A heartless mob hit man plies his daily trade of death and dismemberment while also managing to keep his job a secret from his wife and two daughters in the true story of The Iceman.
Richard Kuklinski was a monster the likes of which the world has rarely produced. Here was an individual who, due to a poor and often brutal upbringing, was never taught the value of life or to empathize with the plight of others. That disconnected psyche and large muscular physique made him the perfect killing machine. This wasn’t lost on a local mobster who recruited him early on to handle the delivery of “messages” to those people who ended up on the wrong side of the family business. The amazing part of the story is that, all during his career in killing, dismemberment and freezing of bodies to mask the time of death (and thus the nickname), Kuklinski maintained a rather normal middle-class existence in a nice home with a normal wife and young children, none of whom had any clue about his actual job.
This true story is the focus of The Iceman starring Michael Shannon as Kuklinski. The film starts in 1964 with Kuklinski on a date with his future wife Deborah (Winona Ryder). He tells her that he does voice-over work for cartoons like Cinderella when, in reality, he dubs the audio for porn movies. That day job exposes him to some seedy people, including a local soldier in the Gambino crime family named Roy DeMeo (Ray Liotta). DeMeo’s impressed with the steely Kuklinski and recruits him as a hit man for the mob. The rest of the story covers his balancing act between his two incredibly different worlds.
The plot is absolutely riveting, driven mainly by a stellar award-worthy performance from Shannon. The producers couldn’t have done a better job casting him in the role. Kuklinski was known for his emotionless demeanor and cold, dark, hair-raising stare, and no one can embody that more than Shannon. This is easily his best work to date. The visuals fit the time frame flawlessly. This was the 1970s New Jersey I grew up in. It’s grainy, slightly muted with gray overtones. The score builds the tension and sets the appropriate tenor on cue. You’ll feel anxious every time you sense Kuklinski’s about to pop. It’s an eerie feeling but just what the story should be providing.
Ryder does a decent job, though Deborah never really materializes as a character. We never fully buy into her connection with him and never really get inside her head. We only get glimpses of needs going unfulfilled but that’s all, and I suspect for some, it might make or break their view of her claim of knowing nothing. Kuklinski’s real life widow, Barbara (renamed Deborah in the film), is on record calling the movie “far from the truth,” which might explain why the writers had trouble fleshing out Deborah’s motivations.

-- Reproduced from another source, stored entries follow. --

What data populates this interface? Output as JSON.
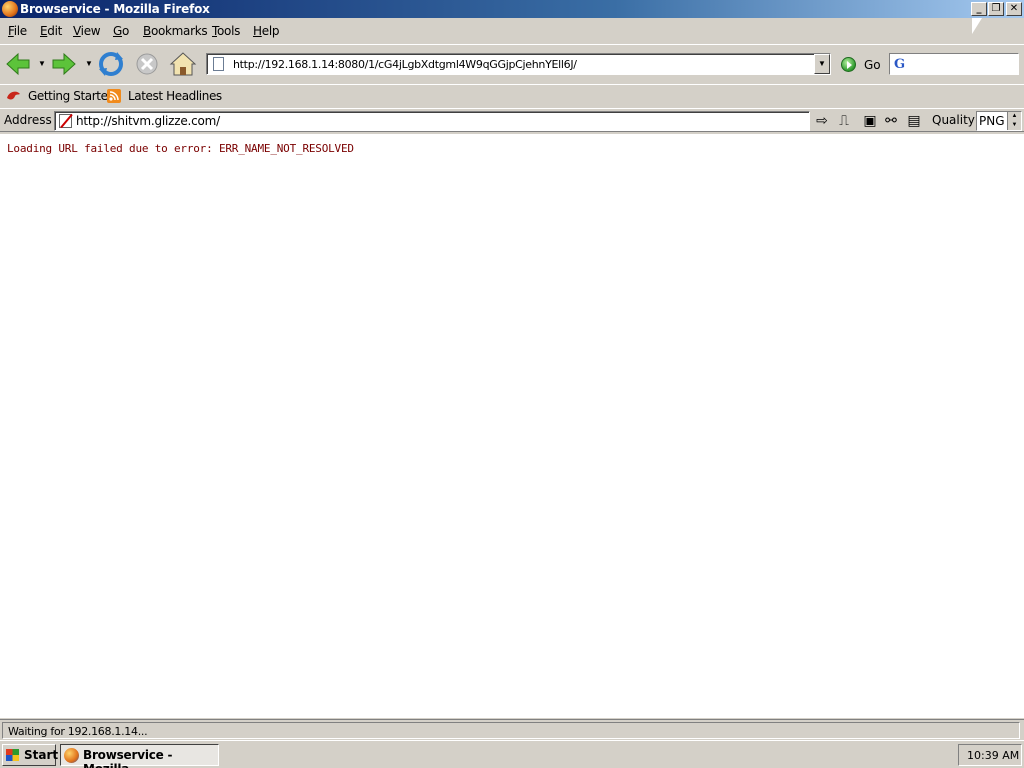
{
  "window": {
    "title": "Browservice - Mozilla Firefox",
    "min": "_",
    "restore": "❐",
    "close": "✕"
  },
  "menu": {
    "items": [
      "File",
      "Edit",
      "View",
      "Go",
      "Bookmarks",
      "Tools",
      "Help"
    ]
  },
  "nav": {
    "url": "http://192.168.1.14:8080/1/cG4jLgbXdtgml4W9qGGjpCjehnYEll6J/",
    "go_label": "Go",
    "search_icon": "G"
  },
  "bookmarks": {
    "items": [
      "Getting Started",
      "Latest Headlines"
    ]
  },
  "addressbar": {
    "label": "Address",
    "url": "http://shitvm.glizze.com/",
    "quality_label": "Quality",
    "quality_value": "PNG"
  },
  "content": {
    "error": "Loading URL failed due to error: ERR_NAME_NOT_RESOLVED"
  },
  "status": {
    "text": "Waiting for 192.168.1.14..."
  },
  "taskbar": {
    "start": "Start",
    "task": "Browservice - Mozilla...",
    "clock": "10:39 AM"
  }
}
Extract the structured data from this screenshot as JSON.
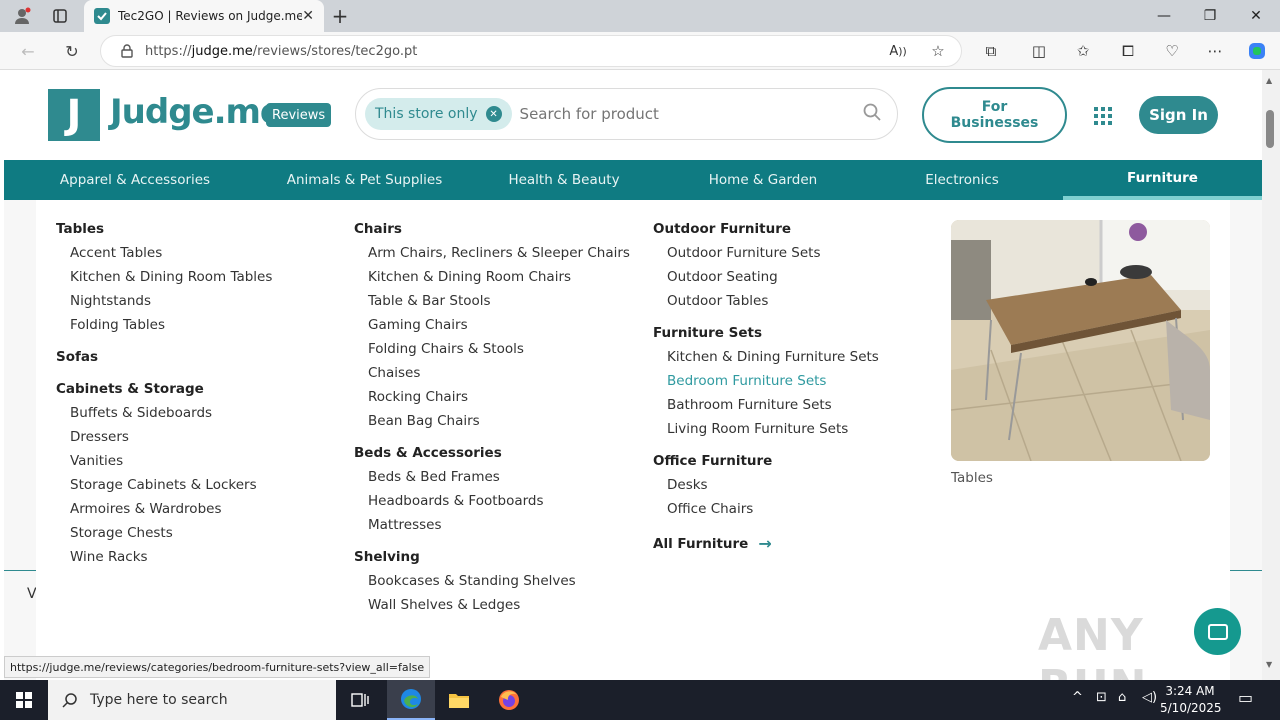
{
  "browser": {
    "tab_title": "Tec2GO | Reviews on Judge.me",
    "url_prefix": "https://",
    "url_domain": "judge.me",
    "url_path": "/reviews/stores/tec2go.pt",
    "status_url": "https://judge.me/reviews/categories/bedroom-furniture-sets?view_all=false"
  },
  "header": {
    "logo_letter": "J",
    "logo_text": "Judge.me",
    "logo_badge": "Reviews",
    "search_chip": "This store only",
    "search_placeholder": "Search for product",
    "biz_line1": "For",
    "biz_line2": "Businesses",
    "signin": "Sign In"
  },
  "categories": [
    {
      "label": "Apparel & Accessories",
      "active": false
    },
    {
      "label": "Animals & Pet Supplies",
      "active": false
    },
    {
      "label": "Health & Beauty",
      "active": false
    },
    {
      "label": "Home & Garden",
      "active": false
    },
    {
      "label": "Electronics",
      "active": false
    },
    {
      "label": "Furniture",
      "active": true
    }
  ],
  "dropdown": {
    "col1": {
      "g1": {
        "title": "Tables",
        "items": [
          "Accent Tables",
          "Kitchen & Dining Room Tables",
          "Nightstands",
          "Folding Tables"
        ]
      },
      "g2": {
        "title": "Sofas"
      },
      "g3": {
        "title": "Cabinets & Storage",
        "items": [
          "Buffets & Sideboards",
          "Dressers",
          "Vanities",
          "Storage Cabinets & Lockers",
          "Armoires & Wardrobes",
          "Storage Chests",
          "Wine Racks"
        ]
      }
    },
    "col2": {
      "g1": {
        "title": "Chairs",
        "items": [
          "Arm Chairs, Recliners & Sleeper Chairs",
          "Kitchen & Dining Room Chairs",
          "Table & Bar Stools",
          "Gaming Chairs",
          "Folding Chairs & Stools",
          "Chaises",
          "Rocking Chairs",
          "Bean Bag Chairs"
        ]
      },
      "g2": {
        "title": "Beds & Accessories",
        "items": [
          "Beds & Bed Frames",
          "Headboards & Footboards",
          "Mattresses"
        ]
      },
      "g3": {
        "title": "Shelving",
        "items": [
          "Bookcases & Standing Shelves",
          "Wall Shelves & Ledges"
        ]
      }
    },
    "col3": {
      "g1": {
        "title": "Outdoor Furniture",
        "items": [
          "Outdoor Furniture Sets",
          "Outdoor Seating",
          "Outdoor Tables"
        ]
      },
      "g2": {
        "title": "Furniture Sets",
        "items": [
          "Kitchen & Dining Furniture Sets",
          "Bedroom Furniture Sets",
          "Bathroom Furniture Sets",
          "Living Room Furniture Sets"
        ]
      },
      "g3": {
        "title": "Office Furniture",
        "items": [
          "Desks",
          "Office Chairs"
        ]
      },
      "all": "All Furniture"
    },
    "photo_caption": "Tables"
  },
  "page_edge_letter": "V",
  "watermark": "ANY RUN",
  "taskbar": {
    "search_text": "Type here to search",
    "time": "3:24 AM",
    "date": "5/10/2025"
  }
}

DeMeo is a mobster whose stability hangs on the thinnest of brittle twine, ready to snap at the slightest tug, and few can pull that off with the ease Liotta does here. We also get some noteworthy efforts from James Franco in a curiously small role, David Schwimmer as a DeMeo underling and Robert Davi as DeMeo’s boss.
The one area of surprise is the lack of background perspective for why Kuklinski became the monster he was. We get extremely short snippets that hint at a bad upbringing but very little else and never enough to get us a real understanding of his mind-set. We know, for example, that his brother died from a beating by his father. The film also seems to suggest that everything was normal until roughly 1964 when an on-screen incident caused him to snap. In actuality, he’d been killing people since the late 1940s and he tortured and killed neighborhood dogs and cats for fun as a child — had it been known, it would have entirely changed the feel of a late scene. Aside from this caveat, The Iceman is a powerful, unvarnished look at pure evil. It’s well worth the ticket price.